Es war nicht die erste Berliner Bühne, die nach Kriegsende wiederbespielt wurde. Zum 1. September 1944 war per Führerbefehl die Schließung aller Theater in Deutschland verfügt worden, bei Kriegsende stand von den etwa 50 Häusern in Berlin kaum noch die Hälfte, und nur wenige waren noch bespielbar. Doch schon nach kurzer Zeit, Indiz für den immensen Hunger nach Kultur, wurden die ersten Bühnen provisorisch wiedereröffnet. Den Anfang machte am 27. Mai das Renaissance-Theater in der Hardenbergstraße, dessen Inneres weitgehend intakt geblieben war. Genehmigt vom sowjetischen Militärkommandanten, wurde in einer alten Staatstheater-Inszenierung die Posse „Der Raub der Sabinerinnen“ gespielt, eine angesichts der Erfahrungen der Berlinerinnen mit den Besatzern doch überraschende Stückwahl. Die Premiere war pannenreich, wie der Theaterkritiker Fritz Erpenbeck berichtet: „Im entscheidenden Moment blieb der Strom fort; die Elektrizitätswerke arbeiteten noch ganz sporadisch, und das Kabelnetz wurde durch gelegentliche Explosionen bald da, bald dort zerrissen oder durch Kurzschlüsse infolge fortwährender unterirdischer Wasserrohrbrüche unterbrochen. Endlich, am dritten Abend, nach einem neuerlichen Anmarsch durch Trümmer und Staub, sahen wir den Vorhang mit einiger Verspätung sich heben. In der Pause sah ich bewährte ,Leute vom Bau’, die natürlich den Großteil der Zuschauer ausmachten, vor Ergriffenheit weinen.“ Als Anfang Juli die Briten Charlottenburg übernahmen, ließen sie das Renaissance-Theater auf Dauer eröffnen, beschlagnahmten es aber schon bald für die Truppenbetreuung.

Das Musiktheater konnte seinen Neubeginn ebenfalls in Charlottenburg, im Theater des Westens in der Kantstraße feiern.
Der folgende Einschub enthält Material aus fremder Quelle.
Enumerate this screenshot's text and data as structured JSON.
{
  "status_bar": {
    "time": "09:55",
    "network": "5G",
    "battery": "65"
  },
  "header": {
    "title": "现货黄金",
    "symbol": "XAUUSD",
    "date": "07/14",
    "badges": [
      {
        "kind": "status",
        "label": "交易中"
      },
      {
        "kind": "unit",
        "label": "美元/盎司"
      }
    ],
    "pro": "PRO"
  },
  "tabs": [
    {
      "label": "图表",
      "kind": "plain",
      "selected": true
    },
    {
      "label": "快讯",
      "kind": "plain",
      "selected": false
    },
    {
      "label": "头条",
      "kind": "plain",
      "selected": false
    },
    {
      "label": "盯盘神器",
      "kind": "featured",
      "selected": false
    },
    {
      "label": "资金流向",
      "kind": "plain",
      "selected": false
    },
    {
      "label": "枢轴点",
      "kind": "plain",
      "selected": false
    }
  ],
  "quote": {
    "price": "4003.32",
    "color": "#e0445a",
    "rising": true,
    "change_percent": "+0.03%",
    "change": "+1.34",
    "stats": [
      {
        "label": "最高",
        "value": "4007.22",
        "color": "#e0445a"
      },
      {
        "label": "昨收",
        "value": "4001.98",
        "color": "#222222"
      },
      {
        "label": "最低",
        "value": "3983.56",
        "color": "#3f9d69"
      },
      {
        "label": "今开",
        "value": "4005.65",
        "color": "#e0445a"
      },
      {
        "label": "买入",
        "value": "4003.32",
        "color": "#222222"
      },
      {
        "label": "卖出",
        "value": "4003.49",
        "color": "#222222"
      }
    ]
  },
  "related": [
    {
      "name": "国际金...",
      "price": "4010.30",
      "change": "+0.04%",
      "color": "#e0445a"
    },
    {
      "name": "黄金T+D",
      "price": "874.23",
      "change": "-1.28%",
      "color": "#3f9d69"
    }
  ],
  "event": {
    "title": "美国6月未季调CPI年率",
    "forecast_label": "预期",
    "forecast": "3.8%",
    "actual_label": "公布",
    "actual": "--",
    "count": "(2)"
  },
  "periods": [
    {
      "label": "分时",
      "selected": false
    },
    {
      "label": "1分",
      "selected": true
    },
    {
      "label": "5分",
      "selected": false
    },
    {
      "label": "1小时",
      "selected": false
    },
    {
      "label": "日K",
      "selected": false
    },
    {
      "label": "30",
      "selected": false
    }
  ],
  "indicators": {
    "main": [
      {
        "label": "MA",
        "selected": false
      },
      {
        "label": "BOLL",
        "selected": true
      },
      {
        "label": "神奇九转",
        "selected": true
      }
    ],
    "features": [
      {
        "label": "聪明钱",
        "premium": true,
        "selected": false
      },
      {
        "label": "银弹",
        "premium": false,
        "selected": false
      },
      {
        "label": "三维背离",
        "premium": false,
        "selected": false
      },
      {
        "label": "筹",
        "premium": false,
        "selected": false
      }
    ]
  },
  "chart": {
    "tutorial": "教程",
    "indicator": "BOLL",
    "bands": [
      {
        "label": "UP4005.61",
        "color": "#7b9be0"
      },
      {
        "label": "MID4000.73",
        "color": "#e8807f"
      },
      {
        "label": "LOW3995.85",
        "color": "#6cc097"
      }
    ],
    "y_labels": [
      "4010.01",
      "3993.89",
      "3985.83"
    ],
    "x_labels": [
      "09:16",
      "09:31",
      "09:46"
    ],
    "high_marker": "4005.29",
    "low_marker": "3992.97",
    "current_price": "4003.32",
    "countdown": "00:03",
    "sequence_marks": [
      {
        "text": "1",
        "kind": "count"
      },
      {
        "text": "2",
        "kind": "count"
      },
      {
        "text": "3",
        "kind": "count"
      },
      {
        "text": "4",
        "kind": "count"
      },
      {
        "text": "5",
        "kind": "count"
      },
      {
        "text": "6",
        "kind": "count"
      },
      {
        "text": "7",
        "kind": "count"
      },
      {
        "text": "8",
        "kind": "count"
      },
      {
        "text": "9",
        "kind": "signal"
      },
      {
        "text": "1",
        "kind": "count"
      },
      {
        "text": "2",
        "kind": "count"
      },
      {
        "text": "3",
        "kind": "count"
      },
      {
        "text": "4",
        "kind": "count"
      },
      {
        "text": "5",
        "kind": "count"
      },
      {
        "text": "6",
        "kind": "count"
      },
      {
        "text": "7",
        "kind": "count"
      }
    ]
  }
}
Am 4. September wurde dort Beethovens „Fidelio“ aufgeführt, in einer Inszenierung der Städtischen Oper, deren Spielort in der Bismarckstraße, 1912 ebenfalls mit „Fidelio“ eröffnet, am 23.November 1943 ausgebombt worden war. Erst 1961 zog das Ensemble in den Neubau, der seither Deutsche Oper Berlin heißt. Das Orchester der Oper hatte bereits am 18. Mai 1945 im Senderaum des Berliner Rundfunks in der Masurenallee das erste Berliner Symphoniekonzert nach Kriegsende gegeben.

Auch in der Bildenden Kunst herrschte nach dem 8. Mai Aufbruchstimmung. Frühes Zentrum der Aktivitäten war das heutige Hotel Bogota in der Schlüterstraße 45/Ecke Kurfürstendamm, in den letzten Kriegsjahren Sitz der Reichskulturkammer. Als die Briten das Gebäude übernahmen, fanden sie – neben einem aus dem Jüdischen Museum in der Oranienburger Straße geraubten Selbstporträt Max Liebermanns – noch viele Personalakten von Künstlern vor, machten das Gebäude kurzerhand zum Ort ihrer Entnazifizierungsverfahren für Kulturschaffende. Hier wurde auch am 3. Juli der „Kulturbund zur demokratischen Erneuerung Deutschlands“ gegründet, der nach der Teilung in der DDR fortbestand, sowie kurz zuvor die Kammer der Kunstschaffenden beim Magistrat von Berlin. Diese organisierte zum 25. Juli die erste größere Kunstausstellung in Berlin nach dem Krieg, mit Werken von Hofer, Beckmann, Pechstein und anderen Künstlern, die wenige Monate zuvor noch als „entartet“ gegolten hatte.

Die Kinos begannen bereits Mitte Mai wieder zu spielen, nur knapp 20 hatten das Inferno überstanden. Anfangs dominierten sowjetische Filme. Anfang Juni beispielsweise begann der sowjetische Verleih Sojusintorgkino, betreut von Regisseur Wolfgang Staudte, mit der Synchronisation von Sergej Eisensteins „Iwan der Schreckliche“, der ab Anfang August im Marmorpalast und im Filmtheater am Friedrichshain zu sehen war. Doch bald schon schloss Hollywood auf, es hatte einiges nachzuholen. Teilweise wurden dem deutschen Publikum dabei auch alte Bekannte geboten – so am 1. November, also zwei Tage vor der Premiere im Schlossparktheater, in einem Film von 1941. Der Tagesspiegel kündigte ihn als „Wiedersehen mit Peter Lorre“ an, heute ist er längst ein Klassiker: „Die Spur des Falken“.